CEVAP: Radyo yayınlarında sayısal teknoloji kullanımının yaygınlaşmasında en büyük etken, sayısal ses ve iletim teknolojilerinin sayısal platforma taşınması olarak tanımlanabilmektedir. 1980’lerin ortasından itibaren, gündelik yaşam içinde tüketiciler sayısal teknoloji ürünlerini kolaylıkla benimsemiş ve MP3, CD gibi sayısal teknoloji ürünlerinin kullanımı yaygınlaşmaya başlamıştır. Bu durum radyo yayınlarının ses ve iletim teknolojisinde de değişikliklere gidilmesi gerekliliğini ortaya çıkarmıştır.
#4
SORU: Uluslararası Telgraf Birliği’nin yayın alanı kullanımına ilişkin düzenlenmesi neleri kapsamaktadır?

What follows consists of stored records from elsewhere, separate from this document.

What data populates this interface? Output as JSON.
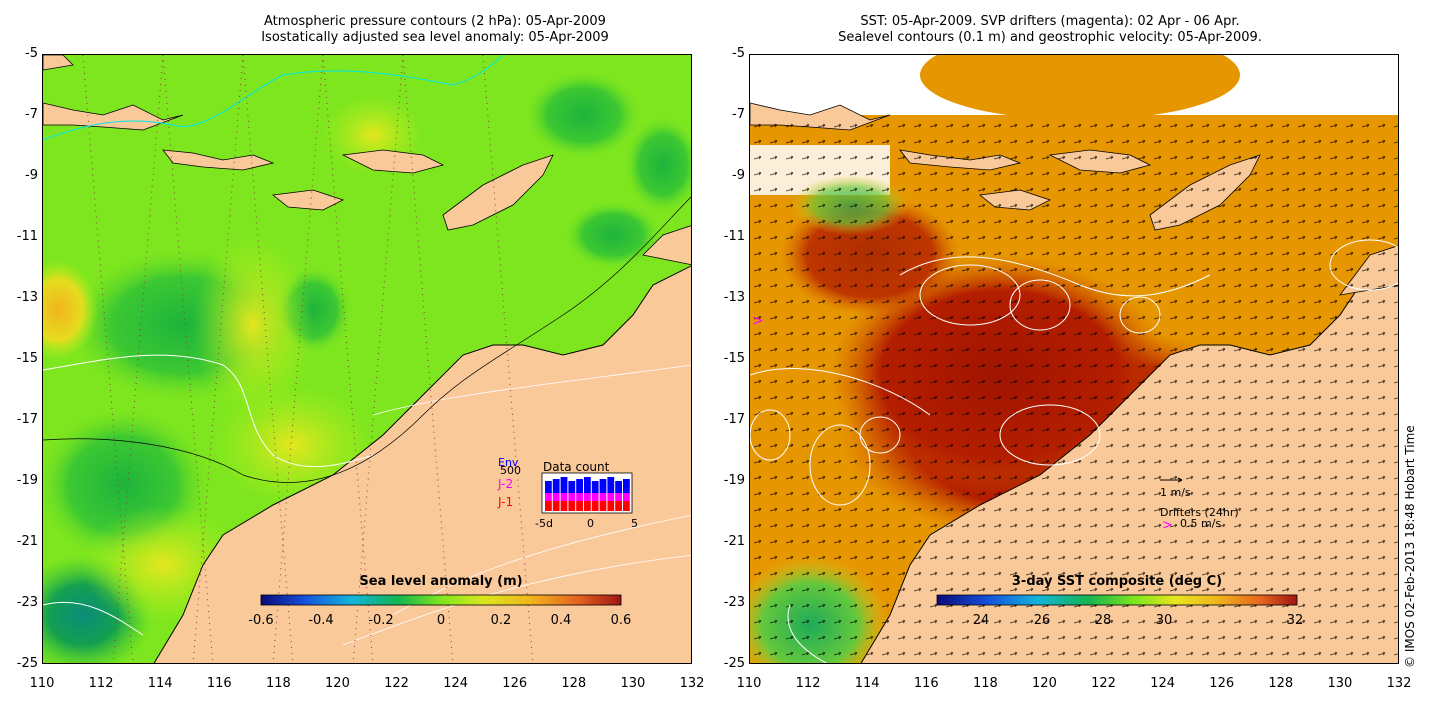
{
  "left_map": {
    "title_line1": "Atmospheric pressure contours (2 hPa): 05-Apr-2009",
    "title_line2": "Isostatically adjusted sea level anomaly: 05-Apr-2009",
    "colorbar_title": "Sea level anomaly (m)",
    "colorbar_ticks": [
      "-0.6",
      "-0.4",
      "-0.2",
      "0",
      "0.2",
      "0.4",
      "0.6"
    ],
    "inset": {
      "title": "Data count",
      "legend": [
        {
          "label": "Env",
          "color": "#0000ff"
        },
        {
          "label": "500",
          "color": "#000000"
        },
        {
          "label": "J-2",
          "color": "#ff00ff"
        },
        {
          "label": "J-1",
          "color": "#ff0000"
        }
      ],
      "x_ticks": [
        "-5d",
        "0",
        "5"
      ]
    }
  },
  "right_map": {
    "title_line1": "SST: 05-Apr-2009. SVP drifters (magenta): 02 Apr - 06 Apr.",
    "title_line2": "Sealevel contours (0.1 m) and geostrophic velocity: 05-Apr-2009.",
    "colorbar_title": "3-day SST composite (deg C)",
    "colorbar_ticks": [
      "24",
      "26",
      "28",
      "30",
      "32"
    ],
    "velocity_legend": "1 m/s",
    "drifter_legend_title": "Drifters (24hr)",
    "drifter_legend_value": "0.5 m/s",
    "drifter_symbol": ">",
    "drifter_color": "#ff00ff"
  },
  "y_ticks": [
    "-5",
    "-7",
    "-9",
    "-11",
    "-13",
    "-15",
    "-17",
    "-19",
    "-21",
    "-23",
    "-25"
  ],
  "x_ticks": [
    "110",
    "112",
    "114",
    "116",
    "118",
    "120",
    "122",
    "124",
    "126",
    "128",
    "130",
    "132"
  ],
  "copyright": "© IMOS 02-Feb-2013 18:48 Hobart Time",
  "colors": {
    "land": "#fac99a",
    "sla_main": "#7ee61e",
    "sst_main": "#e69600",
    "sst_hot": "#b41e00"
  }
}
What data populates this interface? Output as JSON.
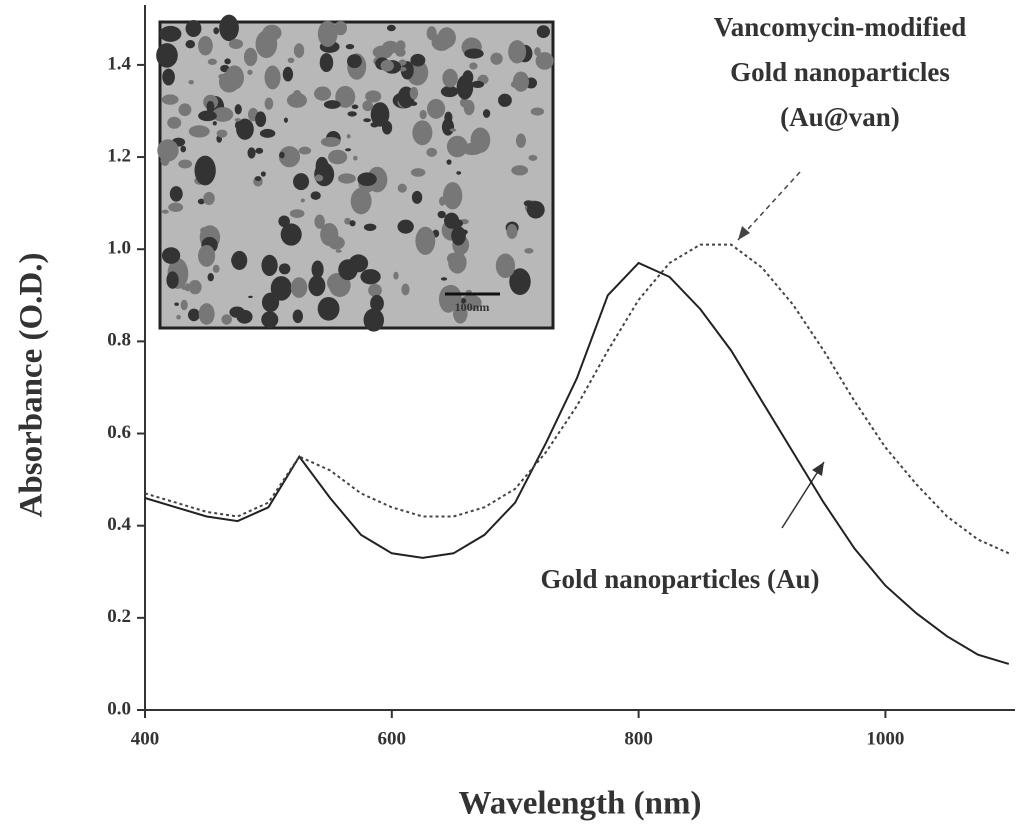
{
  "chart_data": {
    "type": "line",
    "x_label": "Wavelength (nm)",
    "y_label": "Absorbance (O.D.)",
    "x": [
      400,
      425,
      450,
      475,
      500,
      525,
      550,
      575,
      600,
      625,
      650,
      675,
      700,
      725,
      750,
      775,
      800,
      825,
      850,
      875,
      900,
      925,
      950,
      975,
      1000,
      1025,
      1050,
      1075,
      1100
    ],
    "series": [
      {
        "color": "#222222",
        "style": "solid",
        "values": [
          0.46,
          0.44,
          0.42,
          0.41,
          0.44,
          0.55,
          0.46,
          0.38,
          0.34,
          0.33,
          0.34,
          0.38,
          0.45,
          0.58,
          0.72,
          0.9,
          0.97,
          0.94,
          0.87,
          0.78,
          0.67,
          0.56,
          0.45,
          0.35,
          0.27,
          0.21,
          0.16,
          0.12,
          0.1
        ]
      },
      {
        "color": "#444444",
        "style": "dotted",
        "values": [
          0.47,
          0.45,
          0.43,
          0.42,
          0.45,
          0.55,
          0.52,
          0.47,
          0.44,
          0.42,
          0.42,
          0.44,
          0.48,
          0.56,
          0.66,
          0.78,
          0.89,
          0.97,
          1.01,
          1.01,
          0.96,
          0.88,
          0.78,
          0.67,
          0.57,
          0.49,
          0.42,
          0.37,
          0.34
        ]
      }
    ],
    "xlim": [
      400,
      1105
    ],
    "ylim": [
      0,
      1.53
    ],
    "xticks": [
      400,
      600,
      800,
      1000
    ],
    "yticks": [
      {
        "value": 0,
        "label": "0.0"
      },
      0.2,
      0.4,
      0.6,
      0.8,
      {
        "value": 1,
        "label": "1.0"
      },
      1.2,
      1.4
    ],
    "annotations": [
      {
        "lines": [
          "Vancomycin-modified",
          "Gold nanoparticles",
          "(Au@van)"
        ]
      },
      {
        "lines": [
          "Gold nanoparticles (Au)"
        ]
      }
    ],
    "inset_scale_label": "100nm"
  }
}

CEVAP: Bu düzenleme sonucunda, uzun dalga üzerinden yayın yapan istasyonlar öncelikle Avrupa’ya tahsis edilmiş, dünyanın diğer bölgeleri için orta dalganın kullanılması öngörülmüştür. Kısa dalga yayınlar ile sömürgelere ya da dış ülkelere yönelik programlar yayınlanmış, kültürel propaganda için kullanılmıştır. 2. Dünya Savaşı’nın ardından yeni bir dağılma düzeni ortaya çıkmış, FM yayınlarının avantajları görülmüş ve ana ilkeleri 1929 yılında belirlenmiştir.
#5
SORU: Radyo yayın ilkesini oluşturan modülasyon çeşitlerinden en yaygın olanları hangileridir?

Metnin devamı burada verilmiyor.